On September 20, Arbutus reported that its long-standing, U.S.-based partner Alnylam Pharmaceuticals announced that the APOLLO Phase 3 study of patisiran, an investigational RNAi therapeutic being developed for patients with hereditary ATTR amyloidosis with polyneuropathy, met its primary efficacy endpoint and all secondary endpoints. The company noted that Patisiran is enabled by Arbutus’ lipid nanoparticle (LNP) technology. Arbutus management said the program represents the most clinically advanced application of Arbutus proprietary LNP delivery technology, and added that, according to the terms of the LNP license agreement for patisiran, Arbutus will be owed single digit royalties on sales of patisiran.

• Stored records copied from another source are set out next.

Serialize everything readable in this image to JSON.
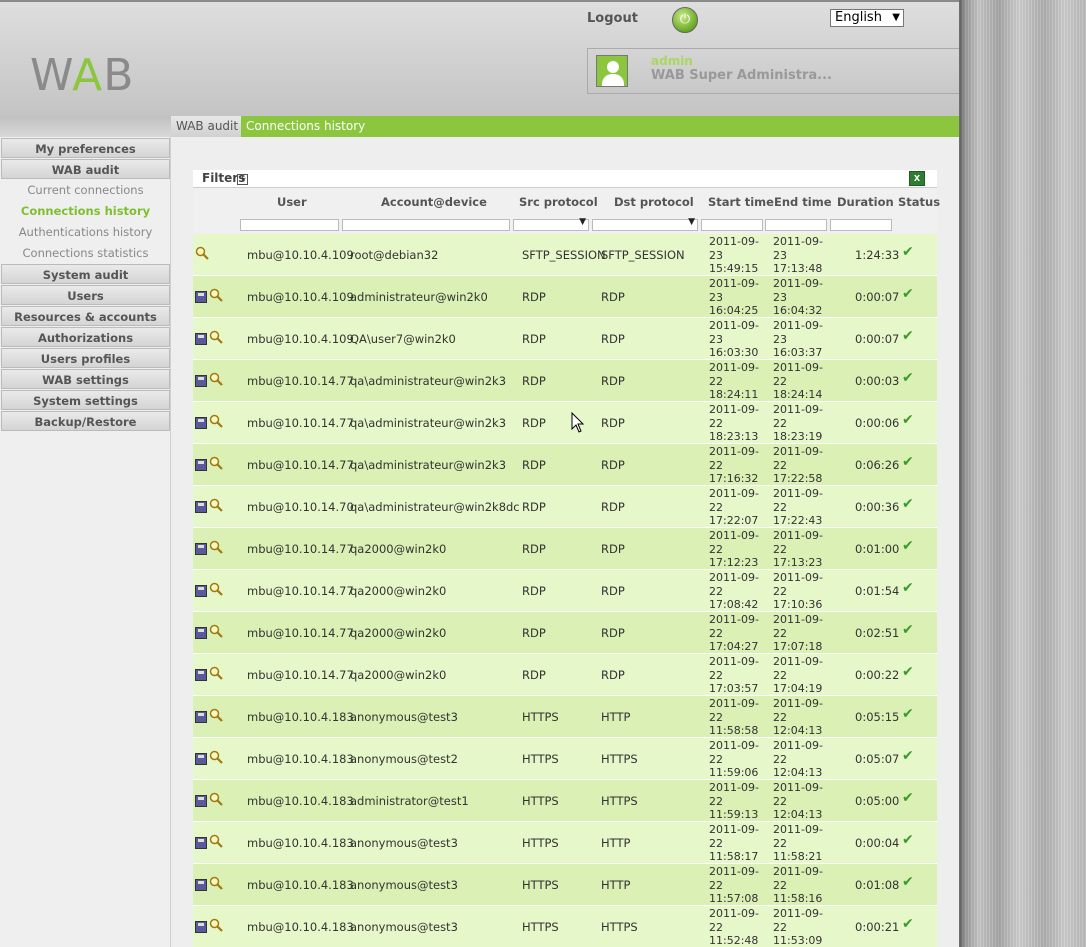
{
  "header": {
    "logo_left": "W",
    "logo_mid": "A",
    "logo_right": "B",
    "logout": "Logout",
    "language": "English",
    "user_name": "admin",
    "user_role": "WAB Super Administra..."
  },
  "breadcrumb": {
    "section": "WAB audit",
    "page": "Connections history"
  },
  "sidebar": {
    "items": [
      {
        "label": "My preferences",
        "type": "item"
      },
      {
        "label": "WAB audit",
        "type": "item"
      },
      {
        "label": "Current connections",
        "type": "sub"
      },
      {
        "label": "Connections history",
        "type": "sub-active"
      },
      {
        "label": "Authentications history",
        "type": "sub"
      },
      {
        "label": "Connections statistics",
        "type": "sub"
      },
      {
        "label": "System audit",
        "type": "item"
      },
      {
        "label": "Users",
        "type": "item"
      },
      {
        "label": "Resources & accounts",
        "type": "item"
      },
      {
        "label": "Authorizations",
        "type": "item"
      },
      {
        "label": "Users profiles",
        "type": "item"
      },
      {
        "label": "WAB settings",
        "type": "item"
      },
      {
        "label": "System settings",
        "type": "item"
      },
      {
        "label": "Backup/Restore",
        "type": "item"
      }
    ]
  },
  "filters": {
    "label": "Filters",
    "toggle": "+"
  },
  "table": {
    "columns": [
      "User",
      "Account@device",
      "Src protocol",
      "Dst protocol",
      "Start time",
      "End time",
      "Duration",
      "Status"
    ],
    "rows": [
      {
        "icons": "view",
        "user": "mbu@10.10.4.109",
        "account": "root@debian32",
        "src": "SFTP_SESSION",
        "dst": "SFTP_SESSION",
        "start": [
          "2011-09-",
          "23",
          "15:49:15"
        ],
        "end": [
          "2011-09-",
          "23",
          "17:13:48"
        ],
        "duration": "1:24:33"
      },
      {
        "icons": "both",
        "user": "mbu@10.10.4.109",
        "account": "administrateur@win2k0",
        "src": "RDP",
        "dst": "RDP",
        "start": [
          "2011-09-",
          "23",
          "16:04:25"
        ],
        "end": [
          "2011-09-",
          "23",
          "16:04:32"
        ],
        "duration": "0:00:07"
      },
      {
        "icons": "both",
        "user": "mbu@10.10.4.109",
        "account": "QA\\user7@win2k0",
        "src": "RDP",
        "dst": "RDP",
        "start": [
          "2011-09-",
          "23",
          "16:03:30"
        ],
        "end": [
          "2011-09-",
          "23",
          "16:03:37"
        ],
        "duration": "0:00:07"
      },
      {
        "icons": "both",
        "user": "mbu@10.10.14.77",
        "account": "qa\\administrateur@win2k3",
        "src": "RDP",
        "dst": "RDP",
        "start": [
          "2011-09-",
          "22",
          "18:24:11"
        ],
        "end": [
          "2011-09-",
          "22",
          "18:24:14"
        ],
        "duration": "0:00:03"
      },
      {
        "icons": "both",
        "user": "mbu@10.10.14.77",
        "account": "qa\\administrateur@win2k3",
        "src": "RDP",
        "dst": "RDP",
        "start": [
          "2011-09-",
          "22",
          "18:23:13"
        ],
        "end": [
          "2011-09-",
          "22",
          "18:23:19"
        ],
        "duration": "0:00:06"
      },
      {
        "icons": "both",
        "user": "mbu@10.10.14.77",
        "account": "qa\\administrateur@win2k3",
        "src": "RDP",
        "dst": "RDP",
        "start": [
          "2011-09-",
          "22",
          "17:16:32"
        ],
        "end": [
          "2011-09-",
          "22",
          "17:22:58"
        ],
        "duration": "0:06:26"
      },
      {
        "icons": "both",
        "user": "mbu@10.10.14.70",
        "account": "qa\\administrateur@win2k8dc",
        "src": "RDP",
        "dst": "RDP",
        "start": [
          "2011-09-",
          "22",
          "17:22:07"
        ],
        "end": [
          "2011-09-",
          "22",
          "17:22:43"
        ],
        "duration": "0:00:36"
      },
      {
        "icons": "both",
        "user": "mbu@10.10.14.77",
        "account": "qa2000@win2k0",
        "src": "RDP",
        "dst": "RDP",
        "start": [
          "2011-09-",
          "22",
          "17:12:23"
        ],
        "end": [
          "2011-09-",
          "22",
          "17:13:23"
        ],
        "duration": "0:01:00"
      },
      {
        "icons": "both",
        "user": "mbu@10.10.14.77",
        "account": "qa2000@win2k0",
        "src": "RDP",
        "dst": "RDP",
        "start": [
          "2011-09-",
          "22",
          "17:08:42"
        ],
        "end": [
          "2011-09-",
          "22",
          "17:10:36"
        ],
        "duration": "0:01:54"
      },
      {
        "icons": "both",
        "user": "mbu@10.10.14.77",
        "account": "qa2000@win2k0",
        "src": "RDP",
        "dst": "RDP",
        "start": [
          "2011-09-",
          "22",
          "17:04:27"
        ],
        "end": [
          "2011-09-",
          "22",
          "17:07:18"
        ],
        "duration": "0:02:51"
      },
      {
        "icons": "both",
        "user": "mbu@10.10.14.77",
        "account": "qa2000@win2k0",
        "src": "RDP",
        "dst": "RDP",
        "start": [
          "2011-09-",
          "22",
          "17:03:57"
        ],
        "end": [
          "2011-09-",
          "22",
          "17:04:19"
        ],
        "duration": "0:00:22"
      },
      {
        "icons": "both",
        "user": "mbu@10.10.4.183",
        "account": "anonymous@test3",
        "src": "HTTPS",
        "dst": "HTTP",
        "start": [
          "2011-09-",
          "22",
          "11:58:58"
        ],
        "end": [
          "2011-09-",
          "22",
          "12:04:13"
        ],
        "duration": "0:05:15"
      },
      {
        "icons": "both",
        "user": "mbu@10.10.4.183",
        "account": "anonymous@test2",
        "src": "HTTPS",
        "dst": "HTTPS",
        "start": [
          "2011-09-",
          "22",
          "11:59:06"
        ],
        "end": [
          "2011-09-",
          "22",
          "12:04:13"
        ],
        "duration": "0:05:07"
      },
      {
        "icons": "both",
        "user": "mbu@10.10.4.183",
        "account": "administrator@test1",
        "src": "HTTPS",
        "dst": "HTTPS",
        "start": [
          "2011-09-",
          "22",
          "11:59:13"
        ],
        "end": [
          "2011-09-",
          "22",
          "12:04:13"
        ],
        "duration": "0:05:00"
      },
      {
        "icons": "both",
        "user": "mbu@10.10.4.183",
        "account": "anonymous@test3",
        "src": "HTTPS",
        "dst": "HTTP",
        "start": [
          "2011-09-",
          "22",
          "11:58:17"
        ],
        "end": [
          "2011-09-",
          "22",
          "11:58:21"
        ],
        "duration": "0:00:04"
      },
      {
        "icons": "both",
        "user": "mbu@10.10.4.183",
        "account": "anonymous@test3",
        "src": "HTTPS",
        "dst": "HTTP",
        "start": [
          "2011-09-",
          "22",
          "11:57:08"
        ],
        "end": [
          "2011-09-",
          "22",
          "11:58:16"
        ],
        "duration": "0:01:08"
      },
      {
        "icons": "both",
        "user": "mbu@10.10.4.183",
        "account": "anonymous@test3",
        "src": "HTTPS",
        "dst": "HTTPS",
        "start": [
          "2011-09-",
          "22",
          "11:52:48"
        ],
        "end": [
          "2011-09-",
          "22",
          "11:53:09"
        ],
        "duration": "0:00:21"
      }
    ]
  },
  "icons": {
    "status": "check-icon",
    "save": "disk-icon",
    "view": "magnifier-icon",
    "export": "excel-icon",
    "logout": "power-icon"
  },
  "colors": {
    "accent": "#8cc63f",
    "row_odd": "#e6f7c9",
    "row_even": "#daf0b4"
  }
}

“We are very pleased by the successful outcome of Alnylam’s APOLLO Phase 3 study of patisiran,” said CEO Mark J. Murray. “This is an important achievement for patients and for the field of RNAi therapeutics. These data provide further validation of the utility of our leading LNP technology. Our LNP technology represents the most proven delivery technology for the systemic delivery of nucleic acid-based therapeutics.”

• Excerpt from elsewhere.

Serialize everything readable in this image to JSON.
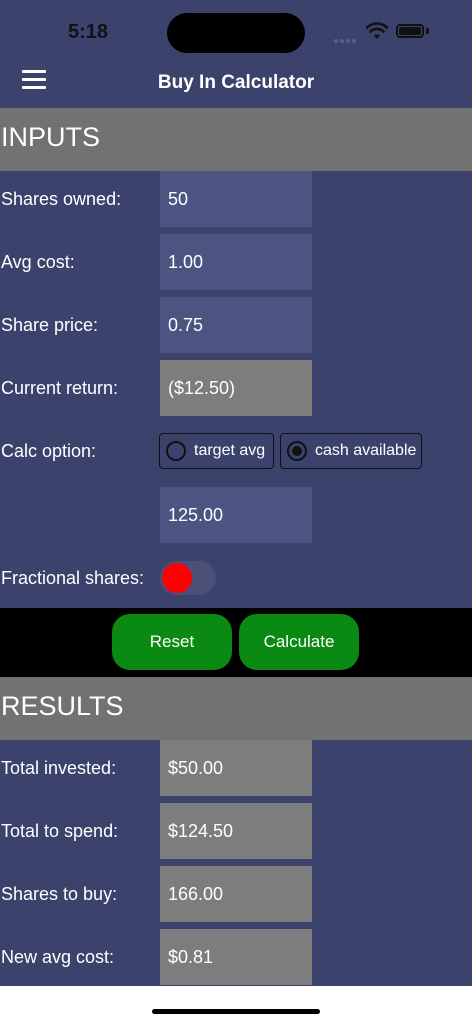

Loe says there is strong evidence from Alnylam’s APOLLO Trial that LNP-siRNA can be disease altering, not just gene expression altering. The analyst Thursday increased his target price on Arbutus Biopharma and explained his reasoning.

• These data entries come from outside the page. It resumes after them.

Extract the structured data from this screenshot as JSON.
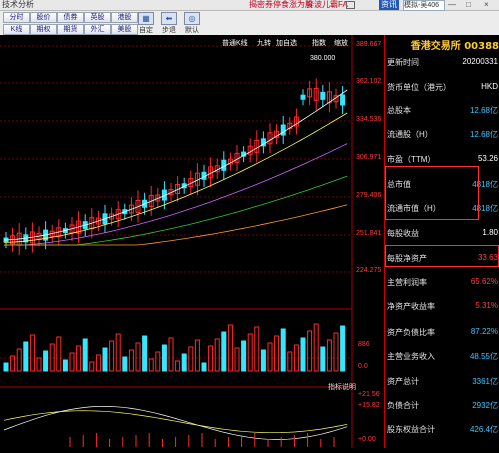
{
  "titlebar": {
    "app": "技术分析",
    "ad1": "揭密券停食涨为股",
    "ad2": "奔波儿霸FA",
    "menu": "资讯",
    "selector": "模拟-吴406",
    "ctrl_min": "—",
    "ctrl_max": "□",
    "ctrl_close": "×"
  },
  "toolbar": {
    "buttons": [
      [
        "分时",
        "股价",
        "债券",
        "英股",
        "港股"
      ],
      [
        "K线",
        "期权",
        "期货",
        "外汇",
        "美股"
      ]
    ],
    "icons": [
      {
        "glyph": "▦",
        "label": "自定"
      },
      {
        "glyph": "⬅",
        "label": "步退"
      },
      {
        "glyph": "◎",
        "label": "默认"
      }
    ]
  },
  "chart": {
    "header_labels": [
      "普通K线",
      "九转",
      "加自选",
      "指数",
      "缩放"
    ],
    "price_axis": [
      "389.667",
      "362.102",
      "334.536",
      "306.971",
      "279.406",
      "251.841",
      "224.275"
    ],
    "high_label": "380.000",
    "volume_axis": [
      "886",
      "0.0"
    ],
    "indicator_label": "指标说明",
    "indicator_axis": [
      "+21.56",
      "+15.82",
      "+0.00"
    ],
    "colors": {
      "up": "#ff2a2a",
      "down": "#33e7ff",
      "grid": "#7a0000",
      "ma_white": "#ffffff",
      "ma_yellow": "#ffff66",
      "ma_purple": "#cc66ff",
      "ma_green": "#33cc33",
      "ma_orange": "#ff9933"
    }
  },
  "panel": {
    "title": "香港交易所 00388",
    "rows": [
      {
        "k": "更新时间",
        "v": "20200331",
        "c": "white"
      },
      {
        "k": "货币单位（港元）",
        "v": "HKD",
        "c": "white"
      },
      {
        "k": "总股本",
        "v": "12.68亿",
        "c": "blue"
      },
      {
        "k": "流通股（H）",
        "v": "12.68亿",
        "c": "blue"
      },
      {
        "k": "市盈（TTM）",
        "v": "53.26",
        "c": "white"
      },
      {
        "k": "总市值",
        "v": "4818亿",
        "c": "blue"
      },
      {
        "k": "流通市值（H）",
        "v": "4818亿",
        "c": "blue"
      },
      {
        "k": "每股收益",
        "v": "1.80",
        "c": "white"
      },
      {
        "k": "每股净资产",
        "v": "33.63",
        "c": "red"
      },
      {
        "k": "主营利润率",
        "v": "65.62%",
        "c": "red"
      },
      {
        "k": "净资产收益率",
        "v": "5.31%",
        "c": "red"
      },
      {
        "k": "资产负债比率",
        "v": "87.22%",
        "c": "blue"
      },
      {
        "k": "主营业务收入",
        "v": "48.55亿",
        "c": "blue"
      },
      {
        "k": "资产总计",
        "v": "3361亿",
        "c": "blue"
      },
      {
        "k": "负债合计",
        "v": "2932亿",
        "c": "blue"
      },
      {
        "k": "股东权益合计",
        "v": "426.4亿",
        "c": "blue"
      }
    ]
  }
}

“We are maintaining our Speculative BUY rating on ABUS, while increasing our one-year PT to US$12.25, mostly from reducing discount rates embedded in our valuation as indicated above, but also from modest parallel refinements to our model as shown within our note,” the analyst says. “We now base our EBITDA/EPS valuation methodologies on our F2023 forecasts, the year in which we expect royalty revenues for ARB-1467 and other siRNA-LNP formulations to achieve initial commercial traction (we project F2023 EBITDA/fully-taxed EPS of US$155.7M/US$1.87). On the milestone watch, we are looking for an update on Phase II ARB-1467 chronic hepatitis B surface antigen knockdown (data from final cohort expected this month, in fact) and for initial Phase I data from capsid inhibitor drug ARB-423 to be available in FQ417. We assume that a Phase II combination therapy hepatitis B trial combining ARB-1467 with already-approved drugs tenofovir (Gilead’s (GILD-Q, NR) Viread) and PEGylated interferon (Merck/Schering’s PEG-Intron) to also commence before end-of-year. With ALN-TTR02 Phase III data now showing that LNP-delivered siRNAs can confer tangible clinical benefit in at least one indication, and are not just biochemical curiosities that knock down genes in clinically irrelevant ways, we believe that Arbutus’ raison d’etre is firmly established in mainstream clinical medicine.”